The proposal is to create a holding company that will funnel cash to South
America, with profits to be distributed by shares.
The IMF call one
partner away with a ruse and hold him for ransom at the hands of Casey and
Willy as hirelings of the other, who descends to pay them off. But the bird has
flown with a tale to tell, and when all are assembled once again at the
retreat, the investors’ money is gone from the safe. Naturally the
kidnapping is thought to have been a ruse, and the affair ends with a shootout
between the rivals on the tram and in the lower station.
Krasny filmed his
exteriors in and around the Palm Springs Aerial Tramway, with a script that
makes expert use of the locale.
Bag Woman
Mission: Impossible
A murderous and
“highly-placed political figure” with an office in Los Angeles
takes bribes from the syndicate to let them operate “openly in a Western
state”. He ups his price, the mobster who pays him under loose Chicago
supervision sends him a bomb in the bag.
A well-laid,
secure plan goes completely awry. Casey is the bag woman without a clue, Barney
undercover is found out and wounded, Willy tailing the drop loses his way by
accident, Phelps minding the store has to think fast in a pressing situation.
He nixes the
bomb, presenting himself as the man from Chicago, tails the henchman, discerns
the address and sends Willy in to collar the man known only as
“C6”.
Imitation
Mission: Impossible
The fictional
country of Marnsburg supplies the fairy-tale element of this piece. An American
crime mistress steals the crown in a dazzling daylight assault on an armored
car in a residential street (her gang is armed with armor-piercing shells).
The IMF give her
to understand the crown is a fake sent out as a diversion. Barney is a friend
of the lady’s brother, who recently died in prison. She joins forces with
him to snatch the real crown, a fake planted in the Marnsburg consulate.
Everything depends
on understanding the lady’s mind. Sure enough, she switches the crowns
once both are in her hands, the IMF has the real one, her mob creditors close
in, followed by the police.
The unusual
casting limits Pernell Roberts to a surly presence as her aide (and Thalmus
Rasulala similarly as a henchman), and Charles McGraw to a cameo as a mob boss.

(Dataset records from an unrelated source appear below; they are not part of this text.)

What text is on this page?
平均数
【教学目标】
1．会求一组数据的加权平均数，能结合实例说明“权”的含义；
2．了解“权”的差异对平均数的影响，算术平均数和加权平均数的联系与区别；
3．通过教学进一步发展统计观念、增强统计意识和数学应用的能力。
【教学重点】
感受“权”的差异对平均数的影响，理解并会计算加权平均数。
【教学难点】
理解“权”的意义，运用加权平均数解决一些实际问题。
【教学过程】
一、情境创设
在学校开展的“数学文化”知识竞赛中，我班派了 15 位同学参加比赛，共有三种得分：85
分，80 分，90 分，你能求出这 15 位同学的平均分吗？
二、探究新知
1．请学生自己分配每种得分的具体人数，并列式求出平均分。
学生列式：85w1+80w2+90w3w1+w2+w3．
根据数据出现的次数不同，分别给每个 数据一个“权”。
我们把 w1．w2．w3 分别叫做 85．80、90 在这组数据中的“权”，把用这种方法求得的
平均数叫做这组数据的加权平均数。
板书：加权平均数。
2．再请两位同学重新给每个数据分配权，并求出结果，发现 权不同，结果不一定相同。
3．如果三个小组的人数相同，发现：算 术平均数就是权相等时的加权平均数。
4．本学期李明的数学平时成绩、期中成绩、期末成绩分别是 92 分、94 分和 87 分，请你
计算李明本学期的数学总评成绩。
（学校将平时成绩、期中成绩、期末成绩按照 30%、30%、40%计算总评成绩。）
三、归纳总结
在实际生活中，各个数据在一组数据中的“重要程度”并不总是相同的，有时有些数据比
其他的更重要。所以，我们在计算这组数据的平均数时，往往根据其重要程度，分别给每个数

Barbara McNair plays the “gutter trash” with a façade.
Revenge and Remorse
Police Squad!
A classic tale of
a courtroom bomber for a judge, the defense attorney in the case goes up in his
car.
The suspect is on
parole, divorced with a mistress at the Club Flamingo.
The ex-wife is a
charity donor to excess, the “cleaning” motif is very strong early
on.
The parolee has
season tickets to the Milwaukee Brewers across the state line, that’s his
illicit alibi.
Justice for the Innocent
Two Fathers
In this sequel to
Holcomb’s Two Fathers’ Justice, the steelworker (Robert
Conrad) has lost his job and home, his wife is dead. “Nothing works in
America,” he says when the drug-dealer who murdered his daughter on her
wedding night escapes from prison, “so why should the justice
system?” The millionaire (George Hamilton) has it all and then some, still
a meaninglessness pervades his life since the murder of his son, the
bridegroom.
They catch the
dealer once again, just before he leaves the country with his millions
converted into gold right under the noses of the FBI.
Krasny’s
late style is refined and perfected to an astonishing degree, he conveys the
rich man’s home by a curtailed shot of interior volume, the speeding
train at a rendezvous is abstracted as mass.
Hamilton and
Conrad slip into their characters easily, the four actresses in important roles
reveal exactly the same naturalness and realism set by Krasny, perfectly.